The Department of Labor (DOL) reports prices were up a seasonally adjusted 0.4% in October and have jumped 1.6% over the last 12 months.
As was the case in September, rising gasoline and housing costs were behind the increase in the CPI. The 7.0% surge in the cost of gas accounted for more than half of the increase. Housing prices rose 0.4% for a second straight month.
Energy prices post significant gain
The cost of energy, due largely to the aforementioned increase in gas prices, was up 3.5% last month -- the sharpest advance since February 2013. Fuel oil costs rose 5.9%, while electricity and natural gas prices rose 0.4% and 0.9%, respectively.
Over the last 12 months, energy prices are up just 0.1%, the first 12-month increase since August 2014.
Food prices hold steady
The cost of food was unchanged in October for the fourth straight month. The food away from home category (restaurant costs ) inched up 0.1%, while food at home (groceries) fell 0.2%, the sixth decline in as many months
The prices of nonalcoholic beverages fell 0.4%, meats, poultry, fish, and eggs were down 0.7% -- the 14th consecutive monthly decline, and miscellaneous grocery prices were off 0.1%. Costs for cereals and bakery products were unchanged, while fruit and vegetable prices inched up 0.2%, and dairy and related products increased 0.3 %.

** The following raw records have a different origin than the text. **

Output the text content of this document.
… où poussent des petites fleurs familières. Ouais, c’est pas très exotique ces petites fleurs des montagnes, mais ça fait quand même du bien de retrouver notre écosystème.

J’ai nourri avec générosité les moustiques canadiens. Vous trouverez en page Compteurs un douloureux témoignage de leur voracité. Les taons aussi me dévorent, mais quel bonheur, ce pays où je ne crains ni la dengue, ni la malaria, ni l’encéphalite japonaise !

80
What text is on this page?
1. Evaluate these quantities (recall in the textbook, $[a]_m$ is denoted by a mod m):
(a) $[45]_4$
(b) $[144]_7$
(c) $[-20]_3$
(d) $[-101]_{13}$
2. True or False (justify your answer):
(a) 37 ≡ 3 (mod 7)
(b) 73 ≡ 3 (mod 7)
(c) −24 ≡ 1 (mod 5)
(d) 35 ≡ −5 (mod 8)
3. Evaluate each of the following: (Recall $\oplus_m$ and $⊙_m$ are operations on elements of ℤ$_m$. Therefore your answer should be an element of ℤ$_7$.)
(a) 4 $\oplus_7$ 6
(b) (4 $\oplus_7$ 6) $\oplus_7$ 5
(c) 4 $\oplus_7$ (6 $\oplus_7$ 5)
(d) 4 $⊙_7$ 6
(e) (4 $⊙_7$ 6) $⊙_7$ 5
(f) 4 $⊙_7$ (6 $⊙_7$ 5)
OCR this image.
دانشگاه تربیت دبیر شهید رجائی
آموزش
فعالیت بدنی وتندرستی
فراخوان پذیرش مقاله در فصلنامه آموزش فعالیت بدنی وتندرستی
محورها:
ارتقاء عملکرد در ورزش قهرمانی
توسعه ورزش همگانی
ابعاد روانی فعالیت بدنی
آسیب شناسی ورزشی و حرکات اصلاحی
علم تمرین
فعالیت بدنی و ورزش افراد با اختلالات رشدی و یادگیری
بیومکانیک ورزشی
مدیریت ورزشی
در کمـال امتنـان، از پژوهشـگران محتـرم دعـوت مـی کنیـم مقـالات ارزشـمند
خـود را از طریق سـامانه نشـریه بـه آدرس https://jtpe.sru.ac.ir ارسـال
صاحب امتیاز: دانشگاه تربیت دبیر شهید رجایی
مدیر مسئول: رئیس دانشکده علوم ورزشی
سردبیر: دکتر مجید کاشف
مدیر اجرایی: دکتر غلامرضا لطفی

Grocery prices over the last 12 months are down 2.3%, the largest 12-month decline since December 2009. The cost of eating out, on the other hand, is up 2.4% over the last 12 months.
The cost of all items, excluding the volatile food and energy categories -- the “core rate” of inflation -- rose 0.1% for the second straight month.
Along with housing, prices for apparel, new vehicles, and motor vehicle insurance rose in October, along with education, household furnishings and operations, alcoholic beverages, and tobacco. Personal care, communication, used cars and trucks, recreation, and airfare costs all declined. Medical care prices were unchanged.
The core rate of inflation rose 2.1% for the 12 months ending in October and has remained in the narrow range of 2.1% to 2.3% since December 2015.
The complete report may be found on the DOL website.
Also from DOL, word that filings of first-time applications for state unemployment benefits plunged by 19,000 in the week ending November 12 to a seasonally adjusted total of 235,000.
That's the lowest level in 46 years. It also marks 89 consecutive weeks of initial claims below 300,000 -- the longest streak since 1970.
The four-week moving average, a more reliable gauge of the labor market because of its lack of volatility, came in at 253,500 -- a decline of 6,500 from the previous week.
The complete report is available on the DOL website.